REFLEXO ANTIGO

reflexo antigo I [30-6-1979]

espelho antigo tenho há vinte anos:

utensílio de um estojo de barbear,

há muitas milhas a me acompanhar,

bem mudo a refletir meus desenganos.

é estranho: nesse tempo transitivo

pouco mudou meu rosto: alguns cabelos

que se tornaram brancos e os desvelos

deixaram pouca marca de incisivo...

somente envelheceu o coração:

a carne permanece na ilusão

de que este espelho as dores carregasse,

alastradas em lágrimas instantes,

a imagem distorcendo, rebrilhantes,

como se o próprio espelho lamentasse.

reflexo antigo II [25-4-2010]

contudo, nunca fui um dorian grey:

é bem verdade que o rosto mudou pouco,

mas a barba agrisalhou-se e não retoco

com qualquer tinta o muito que branqueei.

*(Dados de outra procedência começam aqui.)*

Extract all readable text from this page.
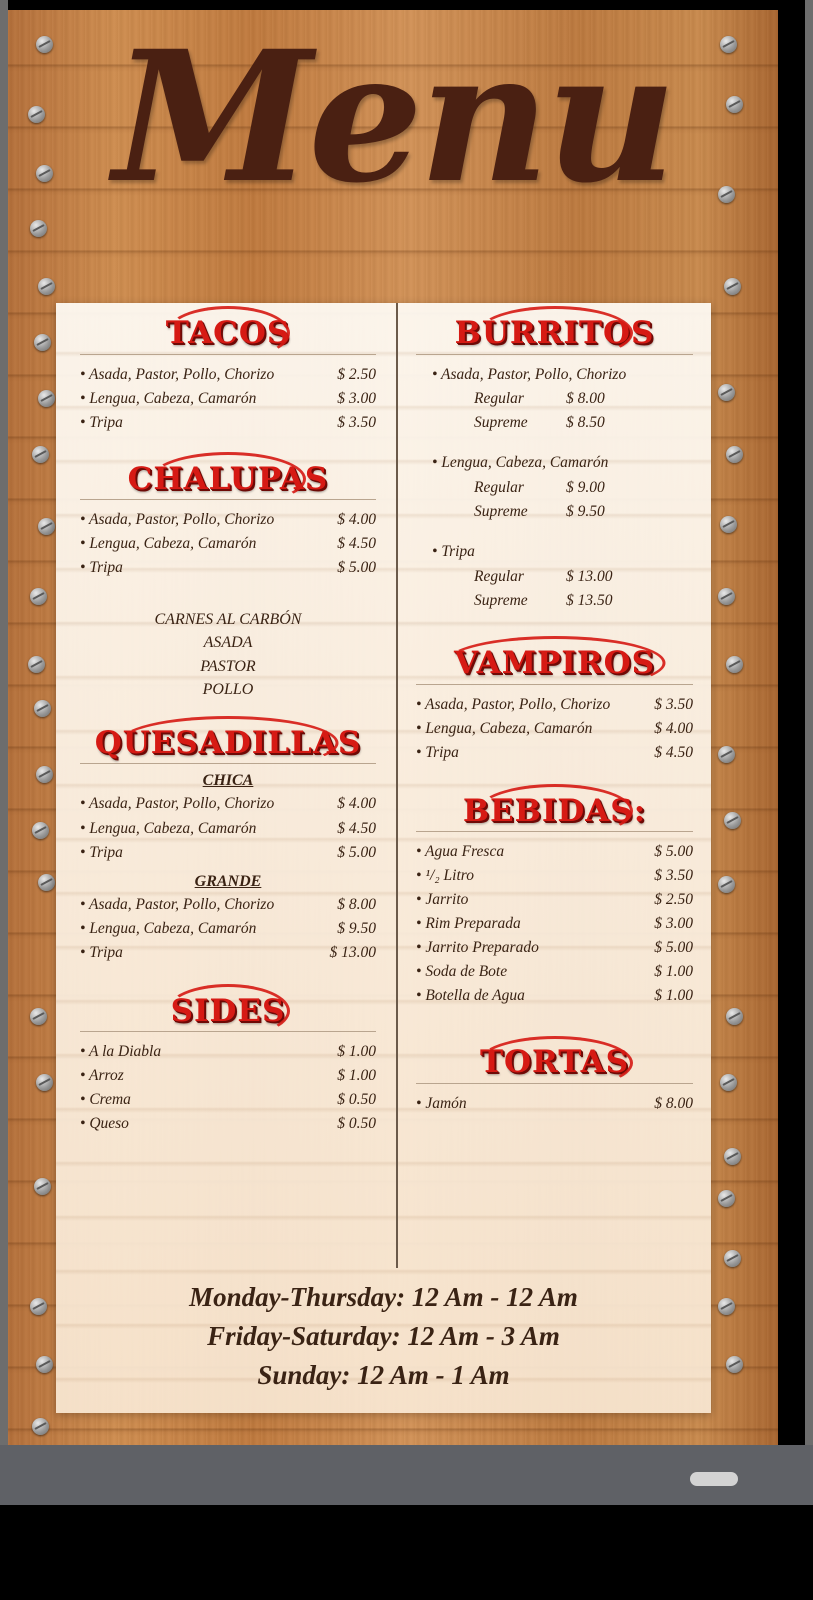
Menu
TACOS
• Asada, Pastor, Pollo, Chorizo	$ 2.50
• Lengua, Cabeza, Camarón	$ 3.00
• Tripa	$ 3.50
CHALUPAS
• Asada, Pastor, Pollo, Chorizo	$ 4.00
• Lengua, Cabeza, Camarón	$ 4.50
• Tripa	$ 5.00
CARNES AL CARBÓN
ASADA
PASTOR
POLLO
QUESADILLAS
CHICA
• Asada, Pastor, Pollo, Chorizo	$ 4.00
• Lengua, Cabeza, Camarón	$ 4.50
• Tripa	$ 5.00
GRANDE
• Asada, Pastor, Pollo, Chorizo	$ 8.00
• Lengua, Cabeza, Camarón	$ 9.50
• Tripa	$ 13.00
SIDES
• A la Diabla	$ 1.00
• Arroz	$ 1.00
• Crema	$ 0.50
• Queso	$ 0.50
BURRITOS
• Asada, Pastor, Pollo, Chorizo
Regular	$ 8.00
Supreme	$ 8.50
• Lengua, Cabeza, Camarón
Regular	$ 9.00
Supreme	$ 9.50
• Tripa
Regular	$ 13.00
Supreme	$ 13.50
VAMPIROS
• Asada, Pastor, Pollo, Chorizo	$ 3.50
• Lengua, Cabeza, Camarón	$ 4.00
• Tripa	$ 4.50
BEBIDAS:
• Agua Fresca	$ 5.00
• ¹/₂ Litro	$ 3.50
• Jarrito	$ 2.50
• Rim Preparada	$ 3.00
• Jarrito Preparado	$ 5.00
• Soda de Bote	$ 1.00
• Botella de Agua	$ 1.00
TORTAS
• Jamón	$ 8.00
Monday-Thursday: 12 Am - 12 Am
Friday-Saturday: 12 Am - 3 Am
Sunday: 12 Am - 1 Am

os cabelos rarearam... não tentei

qualquer loção, qualquer produto louco,

qualquer implante, nem peruca eu toco:

tenho meus anos e não me envergonhei.

foi ao contrário... ficou o coração

tão jovem quanto antes e a saudade,

de certo modo, até o renovou...

no palpitar constante da emoção,

encontrei dentro de mim felicidade,

enquanto o espelho há muito se quebrou.

reflexo antigo III

nunca pude afirmar que meu sorriso

tivesse efeitos de encanto glamoroso...

eu tenho dentes tortos e o moroso

processo de viver apenas viso

como afetando a face, neste aviso

de que belo não sou, mas generoso...

os dentes que cintilam, caridoso

retrato mostram da alma, mas o siso

fica escondido no ponto mais escuso,

lá no fundo da arcada e alguns arrancam,

pois sorriso mais bonito se obtém...

mas tal processo para mim é obtuso:

desguarnecem as amígdalas e até estancam

do próprio siso a guarnição também.

reflexo antigo IV

o que é a estética, afinal, senão egoísmo?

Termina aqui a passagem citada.